Все-таки. Это может быть любая женщина, кроме, разве что, Юли Тимошенко. Но все-таки… не любая! А только одна. Я киваю самому себе. И киваю Сахару. Осталось только убедиться в этом.
– Ты давно пытал женщин? – спрашиваю напрямик у коллеги.
– Что ты подразумеваешь под словом «пытал»? – уточняет тот без особого азарта.
Ясно, что Сахар – не поклонник женских прелестей. Да и прелести в этом случае весьма сомнительны.
– Едем! – решаю я, и он покоряется без лишних вопросов.
Сидя рядом в авто, Сахар вертит головой из стороны в сторону, словно впервые видит центр нашего города.

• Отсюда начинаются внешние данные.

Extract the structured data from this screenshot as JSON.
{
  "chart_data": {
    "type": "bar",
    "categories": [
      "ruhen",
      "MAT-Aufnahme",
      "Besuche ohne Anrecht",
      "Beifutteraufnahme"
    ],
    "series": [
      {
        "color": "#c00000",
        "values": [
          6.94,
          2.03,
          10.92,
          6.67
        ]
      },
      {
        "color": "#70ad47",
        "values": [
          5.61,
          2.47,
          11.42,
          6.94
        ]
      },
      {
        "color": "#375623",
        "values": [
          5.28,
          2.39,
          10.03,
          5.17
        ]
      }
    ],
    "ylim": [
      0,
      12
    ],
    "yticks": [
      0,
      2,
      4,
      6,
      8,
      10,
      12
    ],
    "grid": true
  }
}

– А ты влюблялся когда-нибудь? – спрашиваю его я, чтобы отвлечь от бессмысленного обозревания улиц.
– Не очень.
– И чем заканчивалось «не очень»?
– Сексом.
– А потом?
– Проходило.
– А у меня не проходит.
Он качает головой из стороны в сторону, словно про себя напевает какую-то не очень веселую, но бесконечно долгую песню.
– Проходит. И у тебя тоже. Просто у тебя другой ритм проходимости….
– Считаешь?
– Иначе не бывает. А куда едем?
– В школу.
Гимназия №6 нам не рада.
Я открываю дверь в класс и едва сдерживаю себя, чтобы не войти внутрь. Светлана Олеговна замирает с открытым ртом, но замирает всего лишь на долю секунды. Потом торопливо выходит к нам в коридор. Вежливо здоровается. Интересуется, какие вопросы привели нас снова.
– Светлана, – прерываю ее я. – У нас больше нет вопросов. Я требую, чтобы сегодня вечером вы и ваш приятель Караваев вернули Сашу родителям. Ровно в шесть вечера – живым и невредимым. А иначе – вся милиция страны, все сыщики, весь Интерпол и все сторожевые собаки мира пойдут по вашим следам! Вы не выкарабкаетесь, я вам это гарантирую!
Она молчит. Хлопает белесыми ресницами. Потом молча уходит в класс, а мы идем вниз по лестнице.
– Думаешь, не просчитался? – спрашивает Сахар задумчиво.
– Уверен. Но неизвестно, насколько сильные люди взяли в оборот Караваева…
Он еще думает.
– Блин, это риск, – делает неожиданный вывод.
– Блин, вся наша жизнь – риск.
– Наша – да. Но жизнь ребенка – в тысячу раз больший риск.
Я киваю. Я понимаю, к каким последствиям это может привести.
– Если ты мне будешь нужен вечером, я звякну.
И мы прощаемся в центре. Валит снег. Пахнет зимой, а не поздней осенью. Пахнет февралем и настоящими метелями. И мороз крепчает. Схватывается за стекла машины, дышит холодом на термометр. За бортом –минус пятнадцать.
Это можно пережить. Это не предел. Просто не хочется этой ранней зимы и этой метели. Не хочется это переживать.